Él estaba sumergido en la lectura de Ole des pingouíns, la novela que todo el mundo estaba leyendo por aquellos días, y le contestó sin salir a flote: Oui. Ella insistió:

– Mírame a la cara.

Él lo hizo, mirándola sin verla en la bruma de los lentes de leer, pero no tuvo que quitárselos para quemarse en la brasa de su mirada.

– ¿Qué es lo que pasa? -preguntó.

– Tú lo sabes mejor que yo -dijo ella.

No dijo nada más. Volvió a bajarse los lentes y siguió zurciendo las medias. El doctor Juvenal Urbino supo entonces que las largas horas de ansiedad habían terminado. Al contrario de la forma en que él prefiguraba aquel instante, no fue un sacudimiento sísmico del corazón, sino un golpe de paz. Era el grande alivio de que hubiera sucedido más temprano que tarde lo que tarde o temprano tenía que suceder: el fantasma de la señorita Bárbara Lynch había entrado por fin en la casa.

El doctor Juvenal Urbino la había conocido cuatro meses antes, esperando el turno en la consulta externa del Hospital de la Misericordia, y se dio cuenta al instante de que algo irreparable acababa de ocurrir en su destino. Era una mulata alta, elegante, de huesos grandes, con la piel del mismo color y la misma naturaleza tierna de la melaza, vestida aquella mañana con un traje rojo de lunares blancos y un sombrero del mismo género con unas alas muy amplias que le daban sombra hasta los párpados. Parecía de un sexo más definido que el del resto de los humanos. El doctor juvenal Urbino no atendía en el servicio externo, pero siempre que pasaba por allí con tiempo de sobra entraba a recordarles a sus alumnos mayores que no hay mejor medicina que un buen diagnóstico. De modo que se las arregló para estar presente en el examen de la mulata imprevista, cuidándose de que sus discípulos no le notaran un gesto que no pareciera casual, y apenas sin fijarse en ella, pero anotó muy bien en la memoria los datos de su identidad. Esa tarde, después de la última visita, hizo pasar el coche por la dirección que ella había dado en la consulta, y allí estaba, en efecto, tomando el fresco de marzo en la terraza.

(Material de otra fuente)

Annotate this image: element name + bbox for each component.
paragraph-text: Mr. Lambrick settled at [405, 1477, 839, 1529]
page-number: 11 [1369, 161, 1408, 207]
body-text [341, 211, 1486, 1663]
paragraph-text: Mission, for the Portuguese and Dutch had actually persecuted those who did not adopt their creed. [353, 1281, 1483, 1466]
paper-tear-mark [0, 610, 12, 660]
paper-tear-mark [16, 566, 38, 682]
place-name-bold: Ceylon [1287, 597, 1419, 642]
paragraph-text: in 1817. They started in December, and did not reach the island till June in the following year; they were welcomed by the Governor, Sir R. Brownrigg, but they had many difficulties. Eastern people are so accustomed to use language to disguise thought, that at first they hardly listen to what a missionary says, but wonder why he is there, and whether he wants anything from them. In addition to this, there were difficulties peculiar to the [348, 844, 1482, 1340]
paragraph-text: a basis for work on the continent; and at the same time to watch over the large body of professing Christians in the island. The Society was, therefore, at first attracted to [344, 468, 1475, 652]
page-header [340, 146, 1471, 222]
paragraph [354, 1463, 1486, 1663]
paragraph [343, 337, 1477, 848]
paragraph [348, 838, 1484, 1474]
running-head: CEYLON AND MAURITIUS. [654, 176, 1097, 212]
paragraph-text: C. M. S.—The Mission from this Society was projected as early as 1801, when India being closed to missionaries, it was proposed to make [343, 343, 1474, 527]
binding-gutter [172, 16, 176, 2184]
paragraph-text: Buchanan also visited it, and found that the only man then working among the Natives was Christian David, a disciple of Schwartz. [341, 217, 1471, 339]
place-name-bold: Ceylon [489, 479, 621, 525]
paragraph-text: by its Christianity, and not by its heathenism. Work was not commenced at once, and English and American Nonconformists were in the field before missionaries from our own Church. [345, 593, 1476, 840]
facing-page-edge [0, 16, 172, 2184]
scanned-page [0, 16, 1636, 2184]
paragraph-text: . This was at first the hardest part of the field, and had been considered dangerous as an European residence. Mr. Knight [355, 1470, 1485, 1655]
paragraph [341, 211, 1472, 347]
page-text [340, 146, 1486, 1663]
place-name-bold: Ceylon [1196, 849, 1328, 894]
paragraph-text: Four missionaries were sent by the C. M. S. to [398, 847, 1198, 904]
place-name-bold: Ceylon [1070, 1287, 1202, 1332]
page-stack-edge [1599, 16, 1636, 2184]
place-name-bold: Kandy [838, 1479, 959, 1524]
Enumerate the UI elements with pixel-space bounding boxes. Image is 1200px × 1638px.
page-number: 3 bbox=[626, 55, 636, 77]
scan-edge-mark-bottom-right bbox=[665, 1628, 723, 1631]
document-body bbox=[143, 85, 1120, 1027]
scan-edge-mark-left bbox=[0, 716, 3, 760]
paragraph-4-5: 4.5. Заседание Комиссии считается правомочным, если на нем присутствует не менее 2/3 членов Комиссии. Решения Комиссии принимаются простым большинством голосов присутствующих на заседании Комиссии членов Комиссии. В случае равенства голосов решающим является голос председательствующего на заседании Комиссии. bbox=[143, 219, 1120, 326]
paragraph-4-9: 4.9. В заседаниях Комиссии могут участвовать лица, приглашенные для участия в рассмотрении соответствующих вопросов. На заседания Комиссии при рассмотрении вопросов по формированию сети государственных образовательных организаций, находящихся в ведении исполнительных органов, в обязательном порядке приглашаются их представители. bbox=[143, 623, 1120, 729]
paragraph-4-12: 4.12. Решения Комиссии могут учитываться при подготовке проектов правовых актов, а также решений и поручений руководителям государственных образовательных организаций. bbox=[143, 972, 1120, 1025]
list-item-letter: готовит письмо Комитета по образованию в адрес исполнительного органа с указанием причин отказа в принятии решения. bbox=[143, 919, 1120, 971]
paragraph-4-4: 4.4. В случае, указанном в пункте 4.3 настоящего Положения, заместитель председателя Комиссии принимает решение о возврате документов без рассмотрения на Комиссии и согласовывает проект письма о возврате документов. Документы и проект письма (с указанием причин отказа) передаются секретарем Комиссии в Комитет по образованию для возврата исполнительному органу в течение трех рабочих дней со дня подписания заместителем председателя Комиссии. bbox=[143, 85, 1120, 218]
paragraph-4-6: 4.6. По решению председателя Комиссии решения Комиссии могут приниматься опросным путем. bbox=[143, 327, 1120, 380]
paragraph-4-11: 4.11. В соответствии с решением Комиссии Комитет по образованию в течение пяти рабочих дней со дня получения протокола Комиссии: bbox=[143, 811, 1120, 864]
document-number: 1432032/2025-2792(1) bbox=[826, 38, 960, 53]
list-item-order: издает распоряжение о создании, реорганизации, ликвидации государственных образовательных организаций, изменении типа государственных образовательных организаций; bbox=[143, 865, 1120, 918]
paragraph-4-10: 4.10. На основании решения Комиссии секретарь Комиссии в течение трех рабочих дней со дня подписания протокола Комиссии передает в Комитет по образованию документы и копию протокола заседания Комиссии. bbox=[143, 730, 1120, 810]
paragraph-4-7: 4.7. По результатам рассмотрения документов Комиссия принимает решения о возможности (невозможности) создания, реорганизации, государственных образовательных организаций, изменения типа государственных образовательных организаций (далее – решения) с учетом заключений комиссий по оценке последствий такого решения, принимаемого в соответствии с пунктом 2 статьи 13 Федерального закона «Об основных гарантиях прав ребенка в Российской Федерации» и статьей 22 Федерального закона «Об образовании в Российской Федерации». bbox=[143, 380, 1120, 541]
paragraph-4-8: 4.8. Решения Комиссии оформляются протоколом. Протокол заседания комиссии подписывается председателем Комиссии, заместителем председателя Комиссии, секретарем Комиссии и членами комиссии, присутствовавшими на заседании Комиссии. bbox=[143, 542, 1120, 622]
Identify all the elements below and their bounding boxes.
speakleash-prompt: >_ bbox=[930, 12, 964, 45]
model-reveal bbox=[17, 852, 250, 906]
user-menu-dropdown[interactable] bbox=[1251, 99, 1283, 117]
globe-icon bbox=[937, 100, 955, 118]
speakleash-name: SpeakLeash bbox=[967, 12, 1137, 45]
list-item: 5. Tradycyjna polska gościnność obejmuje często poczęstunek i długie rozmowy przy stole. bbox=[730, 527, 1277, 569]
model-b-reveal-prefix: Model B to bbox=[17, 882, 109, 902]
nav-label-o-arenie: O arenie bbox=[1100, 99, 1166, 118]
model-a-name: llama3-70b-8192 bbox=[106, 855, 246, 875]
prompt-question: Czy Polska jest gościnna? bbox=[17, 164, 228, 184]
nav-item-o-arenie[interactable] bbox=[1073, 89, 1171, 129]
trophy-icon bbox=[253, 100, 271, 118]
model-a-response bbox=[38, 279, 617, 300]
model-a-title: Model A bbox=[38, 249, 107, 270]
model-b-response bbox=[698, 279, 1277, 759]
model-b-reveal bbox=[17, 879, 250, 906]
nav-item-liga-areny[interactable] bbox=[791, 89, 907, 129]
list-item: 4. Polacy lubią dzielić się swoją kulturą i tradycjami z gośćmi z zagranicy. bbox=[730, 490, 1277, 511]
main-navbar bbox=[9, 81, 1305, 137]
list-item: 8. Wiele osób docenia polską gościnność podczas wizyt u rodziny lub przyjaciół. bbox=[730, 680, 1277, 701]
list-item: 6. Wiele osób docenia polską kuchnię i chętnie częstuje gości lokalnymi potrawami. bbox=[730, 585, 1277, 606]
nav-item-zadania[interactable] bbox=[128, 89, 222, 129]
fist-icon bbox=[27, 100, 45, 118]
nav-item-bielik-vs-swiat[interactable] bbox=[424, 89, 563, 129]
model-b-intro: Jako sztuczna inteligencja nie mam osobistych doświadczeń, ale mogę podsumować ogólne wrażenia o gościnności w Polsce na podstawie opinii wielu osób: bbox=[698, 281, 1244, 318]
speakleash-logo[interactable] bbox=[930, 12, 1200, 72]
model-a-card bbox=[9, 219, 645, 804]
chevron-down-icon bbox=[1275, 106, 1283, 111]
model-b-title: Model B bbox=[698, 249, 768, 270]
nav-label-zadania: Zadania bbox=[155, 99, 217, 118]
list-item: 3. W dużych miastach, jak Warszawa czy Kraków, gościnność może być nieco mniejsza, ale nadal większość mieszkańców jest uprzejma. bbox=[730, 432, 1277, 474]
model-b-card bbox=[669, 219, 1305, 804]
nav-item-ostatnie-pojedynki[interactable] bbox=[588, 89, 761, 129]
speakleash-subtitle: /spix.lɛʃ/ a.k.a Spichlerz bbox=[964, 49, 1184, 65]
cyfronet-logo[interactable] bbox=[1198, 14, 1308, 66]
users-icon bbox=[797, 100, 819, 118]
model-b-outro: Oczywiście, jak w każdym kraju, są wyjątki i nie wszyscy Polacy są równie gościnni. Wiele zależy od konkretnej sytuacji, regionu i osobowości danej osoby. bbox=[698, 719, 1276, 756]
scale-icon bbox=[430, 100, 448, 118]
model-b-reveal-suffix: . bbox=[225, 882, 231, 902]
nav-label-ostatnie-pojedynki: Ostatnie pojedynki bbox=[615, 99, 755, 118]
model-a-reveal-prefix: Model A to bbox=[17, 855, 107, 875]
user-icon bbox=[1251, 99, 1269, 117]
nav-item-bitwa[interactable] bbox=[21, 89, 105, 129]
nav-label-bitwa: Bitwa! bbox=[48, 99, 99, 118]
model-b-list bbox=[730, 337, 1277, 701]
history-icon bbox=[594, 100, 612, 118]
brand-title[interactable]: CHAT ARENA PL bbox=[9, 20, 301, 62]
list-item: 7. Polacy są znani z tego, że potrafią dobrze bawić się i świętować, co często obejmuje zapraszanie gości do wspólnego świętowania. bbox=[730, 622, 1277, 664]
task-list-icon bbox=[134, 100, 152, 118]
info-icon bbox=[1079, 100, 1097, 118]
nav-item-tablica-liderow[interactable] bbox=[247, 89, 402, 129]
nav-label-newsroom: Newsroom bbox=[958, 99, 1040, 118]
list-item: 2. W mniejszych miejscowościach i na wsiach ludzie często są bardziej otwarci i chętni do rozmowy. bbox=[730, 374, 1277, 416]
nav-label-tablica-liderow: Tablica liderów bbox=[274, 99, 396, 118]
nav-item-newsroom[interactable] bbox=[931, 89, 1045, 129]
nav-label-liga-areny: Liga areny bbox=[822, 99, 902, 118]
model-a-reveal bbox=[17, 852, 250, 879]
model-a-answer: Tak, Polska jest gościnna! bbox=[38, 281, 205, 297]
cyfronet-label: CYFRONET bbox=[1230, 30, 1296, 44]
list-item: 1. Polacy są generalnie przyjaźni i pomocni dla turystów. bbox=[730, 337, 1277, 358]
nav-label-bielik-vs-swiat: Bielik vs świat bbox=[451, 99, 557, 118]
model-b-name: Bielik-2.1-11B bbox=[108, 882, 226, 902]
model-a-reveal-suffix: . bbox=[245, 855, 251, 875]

Era una típica casa antillana pintada toda de amarillo hasta el techo de cinc, con ventanas de anjeo y tiestos de claveles y helechos colgados en el portal, y asentada sobre pilotes de madera en la marisma de la Mala Crianza. Un turpial cantaba en la jaula colgada en el alero. En la acera de enfrente había una escuela primaria, y los niños que salían en tropel obligaron al cochero a mantener las riendas firmes para impedir que se espantara el caballo. Fue una suerte, pues la señorita Bárbara Lynch tuvo tiempo de reconocer al doctor. Lo saludó con un ademán de viejos conocidos, lo invitó a tomarse un café mientras pasaba el desorden, y él se lo tomó encantado, en contra de su costumbre, oyéndola hablar de ella misma, que era lo único que le interesaba desde aquella mañana y lo único que iba a interesarle, sin un minuto de paz, en los próximos meses. En alguna ocasión, recién casado, un amigo le había dicho delante de su esposa, que tarde o temprano tendría que enfrentarse a una pasión enloquecedora, capaz de poner en riesgo la estabilidad de su matrimonio. Él, que creía conocerse a sí mismo, que conocía la fortaleza de sus raíces morales, se había reído del pronóstico. Pues bien: ahí estaba.